Accordingly, warehouse operators can act as key influencer's of risk management. If they are able to issue warehouse receipts, which can be used as collateral by banks, they may use this as a way of encouraging deliverers of commodities to move stocks into their facilities. Warehouse operators receive goods into the warehouse and issue receipts showing the goods have been received into the store. Among other things, the receipts themselves contain information about the quality and type of the commodity taken into store. The receipts are for the information of the depositor of the goods or, if he is a borrower, for his bank. However, these receipts are not negotiable documents of title, i.e. the title to the goods themselves may not transfer from one to another person via the passing of the related warehouse receipt.
Herein lies the potential for some degree of confusion. The term warehouse receipt means different things to different groups of people around the planet. For example, in the United States, the term ?warehouse receipt? is used for a document evidencing storage of a commodity in a warehouse. Unlike elsewhere, it is a document of title, supported by legislation; in this case the US Warehouse Receipts Act of 2000, which replaced a piece of legislation enacted in the US in 1916. By contrast, in the United Kingdom a warehouse receipt is a non-negotiable instrument simply notifying that at a certain moment in time a certain amount and quality of a commodity was delivered into a warehouse. In the UK, a negotiable form is represented by a warehouse warrant of the type issued by London Metal Exchange-nominated warehouses.

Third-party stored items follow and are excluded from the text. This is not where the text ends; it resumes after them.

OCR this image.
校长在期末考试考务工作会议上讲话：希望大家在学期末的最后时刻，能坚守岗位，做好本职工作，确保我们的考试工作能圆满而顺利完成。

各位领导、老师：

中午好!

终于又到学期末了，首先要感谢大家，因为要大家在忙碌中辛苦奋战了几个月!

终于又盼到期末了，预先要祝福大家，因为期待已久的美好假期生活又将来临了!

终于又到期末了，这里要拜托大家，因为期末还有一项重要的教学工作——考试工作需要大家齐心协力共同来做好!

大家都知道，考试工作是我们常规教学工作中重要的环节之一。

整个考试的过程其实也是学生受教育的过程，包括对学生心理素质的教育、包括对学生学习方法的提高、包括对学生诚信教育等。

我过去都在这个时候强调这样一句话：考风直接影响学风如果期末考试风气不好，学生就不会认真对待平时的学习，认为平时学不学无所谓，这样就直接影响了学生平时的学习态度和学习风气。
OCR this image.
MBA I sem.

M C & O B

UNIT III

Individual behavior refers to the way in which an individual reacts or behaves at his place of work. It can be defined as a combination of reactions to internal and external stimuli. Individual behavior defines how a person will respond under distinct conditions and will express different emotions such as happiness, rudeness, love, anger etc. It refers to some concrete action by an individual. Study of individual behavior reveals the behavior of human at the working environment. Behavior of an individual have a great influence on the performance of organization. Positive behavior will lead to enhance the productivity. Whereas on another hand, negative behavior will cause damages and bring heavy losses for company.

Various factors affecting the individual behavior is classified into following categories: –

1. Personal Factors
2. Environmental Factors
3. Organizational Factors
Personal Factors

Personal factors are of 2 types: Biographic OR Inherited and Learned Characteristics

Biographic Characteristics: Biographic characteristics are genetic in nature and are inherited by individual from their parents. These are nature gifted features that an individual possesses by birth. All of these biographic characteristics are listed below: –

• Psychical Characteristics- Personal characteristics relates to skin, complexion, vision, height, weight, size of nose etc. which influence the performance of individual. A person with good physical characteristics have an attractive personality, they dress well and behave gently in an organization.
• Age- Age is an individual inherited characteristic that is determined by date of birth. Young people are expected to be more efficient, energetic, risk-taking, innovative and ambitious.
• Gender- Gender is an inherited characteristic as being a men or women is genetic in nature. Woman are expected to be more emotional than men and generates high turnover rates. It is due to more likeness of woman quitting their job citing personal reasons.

The main advantages of warehouse receipt financing from a risk management perspective are:
The identity of the collateral is less contestable and the intention of the borrower to pledge it is clear, avoiding ownership disputes and competing claims. The collateral can be auctioned or sold promptly and at low cost if there is a loan default. A lender holding a warehouse receipt can claim against the issuer (the warehouse company) as well as the borrower in the event that the collateral goes missing. In a bankruptcy scenario a document of title can cut off the claims of competing creditors.
Warehouse receipts can be negotiable or non-negotiable. A non-negotiable warehouse receipt is made out to a specific party (a person or an institution). Only this party may authorize release of goods from the warehouse. He may also transfer or assign the goods to another party, for example a bank. The warehouse company must be so notified by the transferor before the transfer or assignment becomes effective.
The non-negotiable warehouse receipt in itself does not convey title and, if it is in the name of, for example, a trading firm, it needs to be issued in the name of or transferred to the bank in order for the bank to obtain more than just a security interest. A security interest is much less attractive to a bank than if it has what is called possessory collateral, i.e. it has direct recourse to the warehouse where the goods are stored and in the event of a default or similar, it is easy for the bank to sell the commodities in a shorter time frame.
Issuers of non-negotiable warehouse receipts include collateral managers. They are becoming increasingly important, with companies like ACE, Cotecna, Control Union, Drum and SGS rolling out collateral management products to serve a growing international market. Notwithstanding the fact that most bankers, borrowers and warehousemen say they find collateral management ?just too expensive? their desire to use the services of collateral management companies is increasing. In the absence of totally secure physical commodity storage facilities and resulting from the risks in moving commodities about, banks are obliged to find other structures for protection against physical risks. The collateral management agreement, or CMA, offered by a number of global firms, offers one such solution.